Eseri Ortaya Çıkaran İsim: İzmitli Sahaf Şerafettin Ergül
Bu kıymetli eseri gün yüzüne çıkaran kişi ise yaklaşık 30 yıldır İzmit’te sahaflık yapan Şerafettin Ergül. Kitabın raflar arasında tesadüfen bulunduğunu belirten Ergül, bu tarihi mirasın Türk milletine çok şey anlattığını vurguladı. Ergül, “Bu kitap sadece bir hatırat değil, aynı zamanda tarihsel bir belgedir” dedi.

İngiliz Komutanın İtirafları: “Kazanana Soru Sorulmaz”
Hamilton, hatıralarında Türk askerinin sarsılmaz iradesi ve kahramanca direnişi karşısındaki çaresizliğini açıkça ortaya koyuyor. Kitabın ön sözünde şu çarpıcı ifadeler yer alıyor:
“Kazanana soru sorulmaz. Kaybeden ise her şeyin hesabını vermek zorundadır.”

Savaş Günlüğünden Tarihi Satırlar: “Bir Gün Yargılanacak Olursam…”
Hamilton, günlüğü bırakma nedenini ise şu dramatik cümleyle açıklıyor:
“Tanrı yaptığımız kötülükleri onaylayacak mı bilmiyorum ama bir gün yargılanacak olursam diye bu günlükleri bırakıyorum.”
Bu satırlar, yalnızca bir komutanın pişmanlığı değil, Türk milletinin imanla kazandığı destanın uluslararası alandaki açık bir kabulüdür.

Türk Askerinin Azmi İngiliz Komutanı Hayrete Düşürdü
Eserde yer alan şu sözler, Mehmetçiğin sarsılmaz kararlılığını tüm dünyaya ilan ediyor:
“Tüm Gelibolu’yu 2,5 cm kalınlığında metal ile kaplayacak kadar mermi kullandık yine de kazanamadık.

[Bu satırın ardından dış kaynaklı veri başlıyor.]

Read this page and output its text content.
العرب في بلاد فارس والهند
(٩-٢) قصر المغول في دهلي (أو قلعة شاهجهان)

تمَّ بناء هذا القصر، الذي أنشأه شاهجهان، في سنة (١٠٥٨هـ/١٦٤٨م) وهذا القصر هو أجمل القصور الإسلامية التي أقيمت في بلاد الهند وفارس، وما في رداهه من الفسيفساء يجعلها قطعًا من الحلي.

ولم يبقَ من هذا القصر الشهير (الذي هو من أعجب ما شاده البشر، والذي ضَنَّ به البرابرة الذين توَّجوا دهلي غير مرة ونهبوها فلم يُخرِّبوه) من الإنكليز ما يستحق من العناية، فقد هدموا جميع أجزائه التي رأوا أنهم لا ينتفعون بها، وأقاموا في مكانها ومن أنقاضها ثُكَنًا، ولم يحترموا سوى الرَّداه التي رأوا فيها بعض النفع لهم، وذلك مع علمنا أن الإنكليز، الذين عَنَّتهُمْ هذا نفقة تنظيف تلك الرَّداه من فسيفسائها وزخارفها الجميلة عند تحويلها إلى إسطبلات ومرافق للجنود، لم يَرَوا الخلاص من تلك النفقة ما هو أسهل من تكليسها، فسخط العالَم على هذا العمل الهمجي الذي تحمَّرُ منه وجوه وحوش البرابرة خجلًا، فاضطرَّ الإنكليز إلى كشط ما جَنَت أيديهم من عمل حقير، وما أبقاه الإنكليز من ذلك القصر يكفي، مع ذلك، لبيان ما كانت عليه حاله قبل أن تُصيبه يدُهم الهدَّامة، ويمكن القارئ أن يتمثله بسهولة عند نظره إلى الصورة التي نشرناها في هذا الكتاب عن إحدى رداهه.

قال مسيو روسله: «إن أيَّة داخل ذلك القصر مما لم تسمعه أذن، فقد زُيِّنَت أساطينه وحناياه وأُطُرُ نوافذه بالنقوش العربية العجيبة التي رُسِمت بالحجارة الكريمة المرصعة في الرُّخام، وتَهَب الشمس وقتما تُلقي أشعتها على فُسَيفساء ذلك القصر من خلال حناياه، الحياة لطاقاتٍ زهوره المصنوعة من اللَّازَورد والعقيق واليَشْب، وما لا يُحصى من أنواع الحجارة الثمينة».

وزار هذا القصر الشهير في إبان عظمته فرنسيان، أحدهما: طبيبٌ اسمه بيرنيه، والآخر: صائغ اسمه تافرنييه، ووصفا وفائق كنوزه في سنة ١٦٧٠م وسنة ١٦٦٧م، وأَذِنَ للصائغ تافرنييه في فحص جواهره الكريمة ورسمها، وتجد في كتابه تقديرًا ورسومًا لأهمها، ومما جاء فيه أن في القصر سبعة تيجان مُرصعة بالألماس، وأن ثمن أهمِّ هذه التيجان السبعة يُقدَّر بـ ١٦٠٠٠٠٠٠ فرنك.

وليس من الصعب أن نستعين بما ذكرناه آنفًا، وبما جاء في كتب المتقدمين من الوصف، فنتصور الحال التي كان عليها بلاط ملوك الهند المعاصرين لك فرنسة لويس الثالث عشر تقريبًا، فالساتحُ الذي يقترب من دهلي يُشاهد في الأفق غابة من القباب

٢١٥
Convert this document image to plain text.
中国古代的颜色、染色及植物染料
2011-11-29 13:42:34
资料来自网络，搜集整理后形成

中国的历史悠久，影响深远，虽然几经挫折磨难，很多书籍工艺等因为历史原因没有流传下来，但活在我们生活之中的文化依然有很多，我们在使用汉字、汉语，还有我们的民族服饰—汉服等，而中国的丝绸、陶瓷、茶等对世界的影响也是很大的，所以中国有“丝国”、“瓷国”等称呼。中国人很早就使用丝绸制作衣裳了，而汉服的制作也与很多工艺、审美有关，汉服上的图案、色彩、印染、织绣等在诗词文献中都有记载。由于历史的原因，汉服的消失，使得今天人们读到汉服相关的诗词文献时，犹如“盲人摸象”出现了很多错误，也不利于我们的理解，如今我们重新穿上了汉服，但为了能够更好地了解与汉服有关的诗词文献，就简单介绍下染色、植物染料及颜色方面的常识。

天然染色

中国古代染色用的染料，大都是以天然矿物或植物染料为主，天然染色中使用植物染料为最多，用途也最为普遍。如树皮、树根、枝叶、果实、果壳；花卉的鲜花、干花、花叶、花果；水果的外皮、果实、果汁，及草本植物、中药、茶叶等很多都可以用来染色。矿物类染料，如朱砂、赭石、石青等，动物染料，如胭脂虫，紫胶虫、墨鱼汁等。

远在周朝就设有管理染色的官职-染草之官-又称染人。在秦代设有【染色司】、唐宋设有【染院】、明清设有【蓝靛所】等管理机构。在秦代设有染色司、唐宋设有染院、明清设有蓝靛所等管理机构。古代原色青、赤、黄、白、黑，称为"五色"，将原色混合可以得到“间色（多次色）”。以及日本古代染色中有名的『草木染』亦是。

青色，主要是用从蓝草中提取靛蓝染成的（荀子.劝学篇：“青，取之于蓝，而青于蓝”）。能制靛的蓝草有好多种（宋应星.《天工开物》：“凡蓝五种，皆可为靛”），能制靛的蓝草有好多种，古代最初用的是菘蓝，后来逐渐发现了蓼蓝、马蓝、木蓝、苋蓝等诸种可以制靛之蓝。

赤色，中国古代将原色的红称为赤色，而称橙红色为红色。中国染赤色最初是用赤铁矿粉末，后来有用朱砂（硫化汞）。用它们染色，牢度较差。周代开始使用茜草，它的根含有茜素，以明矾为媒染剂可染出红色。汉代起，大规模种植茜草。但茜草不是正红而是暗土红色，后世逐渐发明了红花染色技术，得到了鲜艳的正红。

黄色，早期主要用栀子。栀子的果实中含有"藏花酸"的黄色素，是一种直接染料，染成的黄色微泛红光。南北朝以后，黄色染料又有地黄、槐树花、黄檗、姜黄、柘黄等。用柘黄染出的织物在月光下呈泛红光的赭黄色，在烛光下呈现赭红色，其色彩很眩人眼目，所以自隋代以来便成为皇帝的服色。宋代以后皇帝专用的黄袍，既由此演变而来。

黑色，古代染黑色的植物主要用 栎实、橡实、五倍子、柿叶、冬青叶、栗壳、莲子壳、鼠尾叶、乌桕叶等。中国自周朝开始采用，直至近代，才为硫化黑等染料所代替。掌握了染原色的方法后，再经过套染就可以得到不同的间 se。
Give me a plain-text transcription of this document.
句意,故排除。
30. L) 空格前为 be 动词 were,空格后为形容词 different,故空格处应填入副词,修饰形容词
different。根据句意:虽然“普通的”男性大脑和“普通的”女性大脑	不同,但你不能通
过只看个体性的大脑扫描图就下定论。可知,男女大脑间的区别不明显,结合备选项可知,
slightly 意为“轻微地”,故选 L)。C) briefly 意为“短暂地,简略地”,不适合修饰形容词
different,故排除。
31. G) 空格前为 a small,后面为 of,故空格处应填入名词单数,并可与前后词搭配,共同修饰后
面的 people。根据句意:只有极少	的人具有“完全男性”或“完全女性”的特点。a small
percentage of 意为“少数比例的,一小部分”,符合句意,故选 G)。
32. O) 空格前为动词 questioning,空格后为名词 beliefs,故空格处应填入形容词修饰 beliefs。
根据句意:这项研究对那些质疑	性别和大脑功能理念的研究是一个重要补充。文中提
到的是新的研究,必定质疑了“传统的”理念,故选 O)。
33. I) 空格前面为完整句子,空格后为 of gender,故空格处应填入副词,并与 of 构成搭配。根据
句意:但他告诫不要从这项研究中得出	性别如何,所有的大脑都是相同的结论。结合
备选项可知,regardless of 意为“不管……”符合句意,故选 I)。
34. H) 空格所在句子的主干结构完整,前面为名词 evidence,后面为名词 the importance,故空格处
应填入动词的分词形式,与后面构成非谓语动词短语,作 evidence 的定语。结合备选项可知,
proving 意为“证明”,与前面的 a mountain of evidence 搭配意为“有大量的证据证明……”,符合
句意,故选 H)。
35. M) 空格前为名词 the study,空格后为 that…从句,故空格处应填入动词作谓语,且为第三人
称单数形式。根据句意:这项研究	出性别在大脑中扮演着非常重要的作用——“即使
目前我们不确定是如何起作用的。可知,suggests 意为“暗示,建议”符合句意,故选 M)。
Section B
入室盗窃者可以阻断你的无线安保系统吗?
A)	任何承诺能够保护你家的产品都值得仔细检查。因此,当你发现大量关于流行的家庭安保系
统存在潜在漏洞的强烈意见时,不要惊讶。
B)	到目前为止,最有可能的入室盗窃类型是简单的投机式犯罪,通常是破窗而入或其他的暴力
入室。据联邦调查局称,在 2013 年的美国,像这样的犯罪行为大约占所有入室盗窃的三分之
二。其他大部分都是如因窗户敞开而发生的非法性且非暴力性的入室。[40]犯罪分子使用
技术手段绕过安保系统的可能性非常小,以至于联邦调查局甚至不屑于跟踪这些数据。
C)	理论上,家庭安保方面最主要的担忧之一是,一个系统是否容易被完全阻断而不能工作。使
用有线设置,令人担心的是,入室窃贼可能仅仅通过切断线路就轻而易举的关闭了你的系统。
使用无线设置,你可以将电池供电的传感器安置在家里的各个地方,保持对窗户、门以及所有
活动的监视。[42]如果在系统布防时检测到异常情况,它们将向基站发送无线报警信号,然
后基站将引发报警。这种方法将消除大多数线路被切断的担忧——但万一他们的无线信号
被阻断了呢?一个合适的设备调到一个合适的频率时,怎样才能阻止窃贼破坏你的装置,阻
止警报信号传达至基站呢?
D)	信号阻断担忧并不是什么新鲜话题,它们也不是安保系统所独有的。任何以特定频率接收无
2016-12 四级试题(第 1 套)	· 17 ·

Türkler, artık karınca bile yaşayamaz dediğimiz yerlerden çıkarak üzerimize mermi yağdırıyordu.”
Bu ifadeler, Türkiye’nin vatan topraklarını savunmadaki kararlılığını bir kez daha gözler önüne seriyor.

Askeri Planlar, Haritalar ve Taktik Analizlerle Dolu
Gelibolu Hatıraları, yalnızca anıların değil, aynı zamanda savaşın taktiksel boyutlarının da anlatıldığı eşsiz bir kaynak. Kitapta yer alan detaylı haritalar, derinlik analizleri ve planlamalar, işgal kuvvetlerinin ne denli titiz çalıştığını ancak Türk askerinin iman gücüne karşı çaresiz kaldığını gösteriyor.

Sahaf Ergül’den Milli Bilinç Vurgusu: Kitaplar Canlı Varlıklardır
Eser hakkında değerlendirmede bulunan Ergül, kitabın gelecek nesillere aktarılmasının önemine dikkat çekti:
“Kitaplar canlı varlıklardır. Bu eser sadece geçmişi anlatmıyor, geleceğe dair ipuçları da veriyor. İşgalciler o gün için değil, yarın için de plan yapmışlar. Bizler de bu zihniyeti iyi anlamalı, tarihimizi doğru okumalıyız.”

Milli Şuur İçin Bir Rehber Niteliğinde
Ergül, bu tarz belgelerin çocuklara, gençlere ve gelecek nesillere doğru bir şekilde anlatılmasının milli bilincin güçlenmesinde hayati rol oynadığını ifade etti. Gelibolu Hatıraları, yalnızca bir yenilginin değil, Türk milletinin yazdığı eşsiz bir kahramanlık destanının belgesi olarak değerlendiriliyor.